I wish I could inject Valium into the college student’s frantically over-analytical brain. I would tell her to relax into the gentle process of learning, to enjoy each moment without dissecting it to death. I would give her the confidence to stand up to the guys who mistreated her and to unabashedly be herself with the ones who captured her affection. I would remind her to have fun dating, building friendships, learning, becoming an adult. I would stop regretting the fun and crazy side of my personality making itself known.

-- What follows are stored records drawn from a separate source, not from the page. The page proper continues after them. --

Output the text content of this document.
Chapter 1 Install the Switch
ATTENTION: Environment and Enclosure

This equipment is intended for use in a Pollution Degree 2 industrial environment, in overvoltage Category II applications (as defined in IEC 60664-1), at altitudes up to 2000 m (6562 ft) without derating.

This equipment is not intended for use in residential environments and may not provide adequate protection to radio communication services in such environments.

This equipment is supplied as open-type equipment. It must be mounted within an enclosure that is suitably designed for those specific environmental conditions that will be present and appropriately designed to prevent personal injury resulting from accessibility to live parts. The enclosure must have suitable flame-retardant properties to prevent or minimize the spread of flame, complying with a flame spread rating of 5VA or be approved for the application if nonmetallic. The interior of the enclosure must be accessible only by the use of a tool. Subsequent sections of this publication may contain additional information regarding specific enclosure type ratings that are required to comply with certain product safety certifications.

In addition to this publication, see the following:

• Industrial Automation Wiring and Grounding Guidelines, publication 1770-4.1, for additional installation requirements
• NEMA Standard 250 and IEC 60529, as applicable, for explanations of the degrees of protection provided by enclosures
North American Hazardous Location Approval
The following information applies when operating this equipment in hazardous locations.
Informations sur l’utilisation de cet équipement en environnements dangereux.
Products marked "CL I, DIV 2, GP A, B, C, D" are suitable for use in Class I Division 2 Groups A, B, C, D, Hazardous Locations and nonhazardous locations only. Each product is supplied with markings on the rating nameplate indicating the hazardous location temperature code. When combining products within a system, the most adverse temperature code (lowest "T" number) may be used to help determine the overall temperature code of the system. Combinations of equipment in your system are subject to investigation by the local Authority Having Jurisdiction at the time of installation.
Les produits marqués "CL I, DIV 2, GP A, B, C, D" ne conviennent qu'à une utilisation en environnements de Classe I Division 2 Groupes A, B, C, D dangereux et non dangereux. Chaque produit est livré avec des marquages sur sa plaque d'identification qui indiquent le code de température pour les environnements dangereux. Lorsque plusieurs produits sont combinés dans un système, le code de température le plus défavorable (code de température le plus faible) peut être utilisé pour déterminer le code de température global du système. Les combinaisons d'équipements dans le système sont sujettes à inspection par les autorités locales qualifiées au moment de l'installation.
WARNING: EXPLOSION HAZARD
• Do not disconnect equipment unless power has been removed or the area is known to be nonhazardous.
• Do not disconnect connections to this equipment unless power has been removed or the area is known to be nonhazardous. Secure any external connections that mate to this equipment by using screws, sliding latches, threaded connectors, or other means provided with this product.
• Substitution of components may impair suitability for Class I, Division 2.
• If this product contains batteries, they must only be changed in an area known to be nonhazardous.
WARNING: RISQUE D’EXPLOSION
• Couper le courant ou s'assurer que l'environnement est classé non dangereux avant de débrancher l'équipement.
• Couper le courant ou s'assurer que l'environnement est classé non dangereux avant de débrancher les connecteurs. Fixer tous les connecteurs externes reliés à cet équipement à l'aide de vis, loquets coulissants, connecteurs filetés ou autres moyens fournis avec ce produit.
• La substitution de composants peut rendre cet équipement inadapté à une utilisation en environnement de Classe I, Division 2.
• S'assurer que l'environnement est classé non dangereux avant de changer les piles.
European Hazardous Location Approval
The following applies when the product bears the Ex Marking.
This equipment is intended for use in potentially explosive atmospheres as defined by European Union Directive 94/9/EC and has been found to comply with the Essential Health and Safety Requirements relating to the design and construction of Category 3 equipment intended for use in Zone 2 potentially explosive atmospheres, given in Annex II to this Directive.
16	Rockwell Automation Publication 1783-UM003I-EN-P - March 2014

I wish I could extract the vast self-imposed disillusionment from the newly-inaugurated adult. I would help her see her fears and misgivings as the product of misguided childhood teachings. I would tell her that her perpetual doubts about love, capability, purpose, and belief were natural but not world-spinning. I would encourage her to enjoy rediscovering her identity, to face her life with courage and joy, to accept her new marriage as safe, to let herself feel at peace as a woman. I would stop regretting my imperfection.

I can hardly believe it’s taken me this long to realize that I’m a human and that that’s OK. I imagine most people realize this while they’re still in diapers or at least when their first smudgy fingerpainting is taped onto the fridge… not years after getting a minor in psychology or even more years of dedicated self-therapy or still more years of affirming friendships. (When did you find out it was perfectly OK to be you?)

Hello, my name is Bethany, and today I’ve stopped regretting Me.

I feel like a newborn being snuggled for the first time by ecstatic, weeping parents and thinking it the most natural moment in the world.